Die allerdings wusste immer noch nichts von ihrer bevorstehenden Trauung. Nur der Po tat ihr schon ein bisschen weh, vom langen Ritt. Und eine Pferdebremse stellte sich als uneingeladene Begleitung ein. Dann aber wurde deren Summen plötzlich von Jagdhörnern übertönt. Und hinter der nächsten Wegbiegung bot sich Kerstin Becker ein überwältigendes Bild: ein Spalier aus rund 120 Menschen, ein Altar unter Bäumen und davor Pfarrer Christoph Neumann, welcher der Ankunft, insbesondere der der Braut, wohl sicher ebenso gespannt entgegensah wie selten in seiner Amtszeit. Denn noch stand schließlich nicht fest, ob es ein Gottesdienst zur Silberhochzeit oder eine echte Trauung werden würde.

Kurz gesagt: Es wurde eine Trauung. Und zwar eine wunderschöne, sehr feierliche, mit einem Jagdhornbläserchor „anstelle einer Orgel“, mit Hochzeitsgästen, die während der ganzen Zeremonie stehen mussten und damit überhaupt kein Problem hatten.

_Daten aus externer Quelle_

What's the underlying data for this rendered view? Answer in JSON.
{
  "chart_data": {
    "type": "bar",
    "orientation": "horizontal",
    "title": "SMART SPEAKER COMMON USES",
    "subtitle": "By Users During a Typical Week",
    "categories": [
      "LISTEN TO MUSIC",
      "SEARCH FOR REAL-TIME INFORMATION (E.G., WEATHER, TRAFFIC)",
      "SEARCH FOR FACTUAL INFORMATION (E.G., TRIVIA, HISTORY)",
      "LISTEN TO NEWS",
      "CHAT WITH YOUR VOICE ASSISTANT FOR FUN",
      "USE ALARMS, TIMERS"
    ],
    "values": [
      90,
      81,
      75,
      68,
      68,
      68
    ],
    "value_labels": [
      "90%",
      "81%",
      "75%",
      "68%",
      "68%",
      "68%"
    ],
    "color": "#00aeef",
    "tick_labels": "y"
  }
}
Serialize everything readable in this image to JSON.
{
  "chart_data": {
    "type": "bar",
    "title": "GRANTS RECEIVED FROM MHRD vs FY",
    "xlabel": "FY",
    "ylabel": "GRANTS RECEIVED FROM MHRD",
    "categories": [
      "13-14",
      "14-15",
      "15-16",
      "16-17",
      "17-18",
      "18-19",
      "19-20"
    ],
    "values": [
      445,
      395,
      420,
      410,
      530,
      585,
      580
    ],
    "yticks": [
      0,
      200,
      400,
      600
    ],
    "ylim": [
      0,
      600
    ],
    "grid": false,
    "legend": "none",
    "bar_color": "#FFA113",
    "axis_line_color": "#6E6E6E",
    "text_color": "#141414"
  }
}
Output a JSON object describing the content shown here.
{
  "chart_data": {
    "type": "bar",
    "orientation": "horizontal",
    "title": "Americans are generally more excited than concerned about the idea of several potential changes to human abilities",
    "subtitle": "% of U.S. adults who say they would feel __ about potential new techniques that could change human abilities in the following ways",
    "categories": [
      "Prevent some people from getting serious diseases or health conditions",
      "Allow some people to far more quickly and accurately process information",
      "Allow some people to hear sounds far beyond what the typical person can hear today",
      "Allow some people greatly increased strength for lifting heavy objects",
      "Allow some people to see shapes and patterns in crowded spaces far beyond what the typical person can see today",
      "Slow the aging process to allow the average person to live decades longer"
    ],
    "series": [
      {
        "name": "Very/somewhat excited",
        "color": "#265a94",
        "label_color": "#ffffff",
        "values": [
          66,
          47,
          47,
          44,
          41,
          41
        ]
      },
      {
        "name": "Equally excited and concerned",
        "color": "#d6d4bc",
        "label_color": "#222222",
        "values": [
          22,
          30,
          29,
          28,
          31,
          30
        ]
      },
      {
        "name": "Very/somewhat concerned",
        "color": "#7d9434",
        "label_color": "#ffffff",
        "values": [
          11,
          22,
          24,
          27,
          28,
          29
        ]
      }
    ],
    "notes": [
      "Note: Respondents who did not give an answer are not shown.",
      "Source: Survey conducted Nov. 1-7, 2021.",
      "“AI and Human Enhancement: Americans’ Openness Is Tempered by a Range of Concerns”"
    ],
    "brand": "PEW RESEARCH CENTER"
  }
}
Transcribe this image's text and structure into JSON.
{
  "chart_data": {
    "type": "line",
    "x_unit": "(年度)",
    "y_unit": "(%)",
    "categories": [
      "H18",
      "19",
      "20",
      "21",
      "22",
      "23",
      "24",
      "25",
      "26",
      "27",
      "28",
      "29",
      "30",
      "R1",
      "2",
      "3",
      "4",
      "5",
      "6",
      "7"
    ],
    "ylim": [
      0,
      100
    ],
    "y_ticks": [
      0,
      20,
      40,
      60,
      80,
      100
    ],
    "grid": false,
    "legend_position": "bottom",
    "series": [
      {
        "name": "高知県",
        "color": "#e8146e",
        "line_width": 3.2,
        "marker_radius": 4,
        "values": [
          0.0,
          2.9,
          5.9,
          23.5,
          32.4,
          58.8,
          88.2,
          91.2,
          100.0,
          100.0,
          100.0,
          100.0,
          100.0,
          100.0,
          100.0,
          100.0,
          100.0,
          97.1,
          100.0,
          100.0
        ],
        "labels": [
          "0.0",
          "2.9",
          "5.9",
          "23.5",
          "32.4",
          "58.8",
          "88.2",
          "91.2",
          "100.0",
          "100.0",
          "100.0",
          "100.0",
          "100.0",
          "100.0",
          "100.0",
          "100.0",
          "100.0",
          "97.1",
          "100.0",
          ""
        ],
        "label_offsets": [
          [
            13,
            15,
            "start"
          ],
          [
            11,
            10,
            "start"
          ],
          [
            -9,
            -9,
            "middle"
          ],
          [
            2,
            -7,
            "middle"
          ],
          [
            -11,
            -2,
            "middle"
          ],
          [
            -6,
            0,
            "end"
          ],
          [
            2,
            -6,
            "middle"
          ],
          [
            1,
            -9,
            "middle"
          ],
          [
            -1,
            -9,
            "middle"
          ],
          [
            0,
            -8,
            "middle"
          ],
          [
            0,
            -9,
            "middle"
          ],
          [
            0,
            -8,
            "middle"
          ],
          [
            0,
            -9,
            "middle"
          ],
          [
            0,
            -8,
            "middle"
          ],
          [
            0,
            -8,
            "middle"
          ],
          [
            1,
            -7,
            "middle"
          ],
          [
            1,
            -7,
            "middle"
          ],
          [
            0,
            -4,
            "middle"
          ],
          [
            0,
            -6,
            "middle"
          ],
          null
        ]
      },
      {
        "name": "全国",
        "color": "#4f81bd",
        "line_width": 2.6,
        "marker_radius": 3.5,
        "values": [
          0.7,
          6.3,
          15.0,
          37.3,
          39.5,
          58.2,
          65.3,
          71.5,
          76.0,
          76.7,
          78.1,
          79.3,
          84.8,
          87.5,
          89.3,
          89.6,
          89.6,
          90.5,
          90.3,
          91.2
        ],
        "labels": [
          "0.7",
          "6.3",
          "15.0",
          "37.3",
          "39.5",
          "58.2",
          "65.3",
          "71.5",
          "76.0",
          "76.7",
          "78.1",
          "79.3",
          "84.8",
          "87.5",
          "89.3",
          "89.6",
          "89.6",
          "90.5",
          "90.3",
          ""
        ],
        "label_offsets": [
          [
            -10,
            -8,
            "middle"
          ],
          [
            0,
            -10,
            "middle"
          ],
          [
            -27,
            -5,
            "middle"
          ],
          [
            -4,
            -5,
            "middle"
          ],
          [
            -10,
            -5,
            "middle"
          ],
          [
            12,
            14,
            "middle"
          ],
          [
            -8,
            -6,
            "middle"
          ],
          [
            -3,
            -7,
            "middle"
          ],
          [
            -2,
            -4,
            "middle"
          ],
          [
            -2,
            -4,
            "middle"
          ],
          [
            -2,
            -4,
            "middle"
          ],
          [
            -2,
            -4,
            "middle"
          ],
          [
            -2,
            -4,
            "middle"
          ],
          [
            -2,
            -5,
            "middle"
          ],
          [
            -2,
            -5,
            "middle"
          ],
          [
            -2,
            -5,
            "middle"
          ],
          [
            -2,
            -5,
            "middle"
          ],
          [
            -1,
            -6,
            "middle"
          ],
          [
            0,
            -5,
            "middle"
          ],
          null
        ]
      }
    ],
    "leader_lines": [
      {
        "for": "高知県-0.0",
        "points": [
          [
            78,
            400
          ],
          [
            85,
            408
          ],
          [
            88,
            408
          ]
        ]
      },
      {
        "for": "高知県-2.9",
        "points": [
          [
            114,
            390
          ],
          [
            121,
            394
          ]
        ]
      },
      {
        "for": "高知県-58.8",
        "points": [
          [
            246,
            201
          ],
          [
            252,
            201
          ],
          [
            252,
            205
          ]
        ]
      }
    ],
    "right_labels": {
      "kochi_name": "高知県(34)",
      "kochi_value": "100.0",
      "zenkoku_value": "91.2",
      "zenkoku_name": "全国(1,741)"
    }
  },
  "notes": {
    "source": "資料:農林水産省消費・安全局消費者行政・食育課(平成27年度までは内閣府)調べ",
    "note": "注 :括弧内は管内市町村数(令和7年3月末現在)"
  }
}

Mit vielen fröhlichen Kindern, die beim Warten aufs Brautpaar schon ein großes Herz mit „K+M“ in den Waldboden gemalt hatten und mit einer Braut – wie schon erwähnt – , die strahlte wie alle Kerzen dieser Welt.

Dass die Trauringe – heimlich besorgt – dem Bräutigam zu klein und der Braut zu groß waren – „Ihren ersten hat sie vor Jahren schon im Stall verloren“ – störte die beiden überhaupt nicht. Und für das Ja brauchten sie nicht einmal das Mikrophon, das Christoph Neumann samt Verstärker vorsorglich mitgebracht hatte. Schließlich war es nicht seine erste Hochzeit unter freiem Himmel.

In anderer Hinsicht war es aber sogar für ihn eine Premiere: Er habe schon viele Trauungen vollzogen, versicherte Neumann schmunzelnd. „Aber eine, bei der die Braut vorher von nichts wusste, hatte ich auch noch nie!“

Und auch noch ein weiteres unsichtbares Detail, gab es vielleicht noch nie zuvort: Eine Braut, die die ganze Zeit über ihre Reithose unter dem Rock trug.